Renationalisation d'EDF : L'Etat Dépasse le Seuil des 90% du Capital
La renationalisation de l'énergéticien EDF fait couler beaucoup d'encre en ce moment, alors que la France se prépare à un vaste chantier qui va coûter des dizaines et des dizaines de milliards d'euros. La question qui se pose aujourd'hui est comment l'État compte donner à EDF les moyens nécessaires pour mener à bien cette renationalisation et ses projets de transition énergétique.
Les enjeux de la renationalisation
Vendredi 19 janvier 2023, l'État est parvenu à franchir le seuil de 90% du capital d'EDF et pourra procéder au retrait des actions de la Bourse de Paris, alors qu'il possède déjà 84% des parts du géant français. Cette opération chiffrée à 9,7 milliards d'euros est stratégique pour l'État, qui veut construire six réacteurs nucléaires de nouvelle génération EPR, avec une option pour huit autres.
L'Etat a proposé une offre de rachat, ouverte le 24 novembre, qui devait initialement se conclure le 22 décembre.
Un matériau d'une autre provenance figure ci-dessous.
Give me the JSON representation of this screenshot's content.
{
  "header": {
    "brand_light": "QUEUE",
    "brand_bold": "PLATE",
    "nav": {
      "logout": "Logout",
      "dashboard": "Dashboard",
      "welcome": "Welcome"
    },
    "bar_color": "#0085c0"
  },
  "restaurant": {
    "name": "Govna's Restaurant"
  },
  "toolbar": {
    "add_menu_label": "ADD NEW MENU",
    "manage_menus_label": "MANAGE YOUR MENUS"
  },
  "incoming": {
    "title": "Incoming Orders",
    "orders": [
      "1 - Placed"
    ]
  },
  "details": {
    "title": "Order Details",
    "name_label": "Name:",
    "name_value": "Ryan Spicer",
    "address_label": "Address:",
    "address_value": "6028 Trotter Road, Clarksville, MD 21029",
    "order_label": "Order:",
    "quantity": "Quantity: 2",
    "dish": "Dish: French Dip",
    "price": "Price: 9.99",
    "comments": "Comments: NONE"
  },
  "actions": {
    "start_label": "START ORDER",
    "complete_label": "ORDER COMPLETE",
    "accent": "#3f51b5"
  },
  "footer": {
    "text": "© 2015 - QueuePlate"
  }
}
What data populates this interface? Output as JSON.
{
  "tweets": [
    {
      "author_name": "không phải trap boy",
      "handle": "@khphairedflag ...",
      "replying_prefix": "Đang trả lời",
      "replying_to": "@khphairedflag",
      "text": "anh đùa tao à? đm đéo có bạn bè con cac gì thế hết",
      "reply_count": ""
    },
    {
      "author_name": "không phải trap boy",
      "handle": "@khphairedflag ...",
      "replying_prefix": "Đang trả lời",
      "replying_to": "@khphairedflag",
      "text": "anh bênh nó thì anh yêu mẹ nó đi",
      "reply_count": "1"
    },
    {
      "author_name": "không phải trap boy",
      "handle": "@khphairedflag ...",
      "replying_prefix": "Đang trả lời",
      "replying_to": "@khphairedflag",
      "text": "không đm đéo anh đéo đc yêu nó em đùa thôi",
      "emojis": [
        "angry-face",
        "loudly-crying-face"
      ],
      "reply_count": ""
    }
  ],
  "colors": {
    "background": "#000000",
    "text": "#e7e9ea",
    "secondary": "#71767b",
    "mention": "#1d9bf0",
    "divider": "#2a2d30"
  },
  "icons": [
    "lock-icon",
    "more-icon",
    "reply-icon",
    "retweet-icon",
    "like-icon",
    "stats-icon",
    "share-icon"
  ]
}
Toutefois, elle a été repoussée sine die en raison d'un recours en justice des actionnaires minoritaires. Ces derniers sont pour la plupart des salariés ou d'anciens salariés retraités d'EDF, pour qui le prix de rachat, actuellement fixé par l'État à 12 euros par action, est insuffisant.
Une audience pour examiner le sursis est prévue le 25 janvier et une autre audience au fond le 23 mars à la chambre de la régulation économique et financière de la Cour d'appel. Les petits actionnaires mécontents du prix proposé mènent plusieurs recours judiciaires et se plaignent que l'entreprise est sous-évaluée et qu'elle a été injustement pénalisée dans ses recettes par un mécanisme imposé par l'État (Arenh).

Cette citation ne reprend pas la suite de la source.